A Vif

Go ahead... Make my night

Affiche A Vif

Définitivement, le cinéma américain des années 2000 est en train de devenir un vaste remake du cinéma américain des années 70.


Alors que les annonces de remakes de films d'horreur de cette décennie n'en finissent plus de faire déborder le flux rss d'allociné, voici que ce bon vieux Joel Silver nous refourgue un remake à peine déguisé d'Un Justicier Dans La Ville et surtout du Retour De L'Inspecteur Harry (film avec lequel A Vif partage la même fin et la même relation flic-homme / meurtrier-femme).
Le cinéma américain des années 70 était sombre et violent parce que le contexte politico-social l'était tout autant. L'Oncle Sam était embourbée dans une guerre sans fin alors que son peuple avait dix ans plus tôt perdu toute innocence en assistant au meurtre de son propre président. Si le cinéma américain revient à ce style de films aujourd'hui, c'est parce que le contexte politico-social est approximativement le même. L'Amérique s'est engagée dans un conflit sans fin en Irak et son peuple a perdu le peu d'innocence qui lui restait le jour ou il a assisté à l'écroulement des tours du World Trade Center.

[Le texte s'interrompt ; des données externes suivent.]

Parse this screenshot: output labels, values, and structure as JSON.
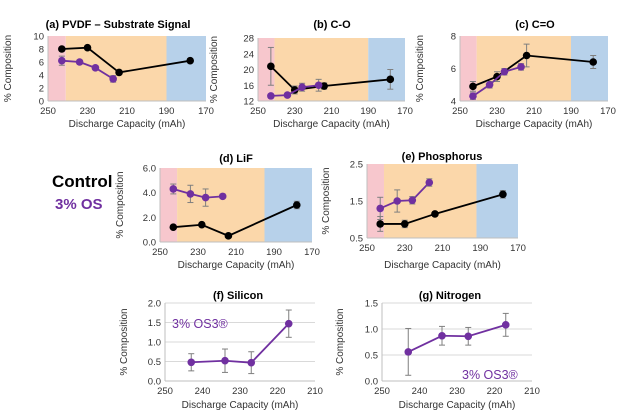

Mais ce qu'il y a de bien avec A Vif, c'est qu'il n'est pas comme cette vogue de films d'horreur actuels qui surenchérissent bêtement dans la violence sans comprendre pourquoi ils le font. Il est évident que Neil Jordan et Joel Silver ont très bien compris pourquoi ils faisaient ce film, et qu'ils ont sciemment fait le choix de faire planer le spectre des attentats terroristes du 11 septembre 2001 au dessus de leur film.

A Vif
 

Par exemple, le choix d'une agression tombée de nulle part sur des personnages insouciants qui selon leurs propres termes ne "connaissaient même pas encore la peur " n'est pas innocente. Et détail qui a son importance : comme tous ceux qui suivront, ce premier meurtre sera enregistré par les agresseurs. Ceux-là enregistreront l'image, l'animatrice radio enregistrera le son de ses meurtres, se les ré-écoutant en boucle chez elle. Pendant la première agression, l'un des meurtriers du petit ami ira même jusqu'à éructer : "This is fuckin' Hollywood !" en regardant l'écran LCD de sa caméra. Ceci rappelant, langage ordurier mis de côté, ce qu'évoquaient les commentateurs télé le jour du 11 septembre "Non ce n'est pas un film hollywoodien ! C'est la réalité... ". Et comme pour enfoncer un peu plus le clou sur cette confusion réalité / fiction, nous verrons un adolescent témoin de l'agression dans le métro donner à la police un portrait robot de l'héroïne ressemblant à Jennifer Aniston, car il a "le cerveau saturé d'images pop".

Le choix de placer l'action à New York n'est pas anodin non plus. Neil Jordan peint une ville déprimante filmée uniquement en longues et moyennes focales, se concentrant sur des détails, des bouts d'immeubles, des bouts de fenêtres (voir le générique), évitant soigneusement toutes les images cartes postales habituelles, et surtout illustrant la perte de repère et le manque de recul de son personnage principal. Quand la caméra suit les errances noctambules de Jodie Foster dans les rues de la ville, l'actrice reste nette, mais tout le reste est flou.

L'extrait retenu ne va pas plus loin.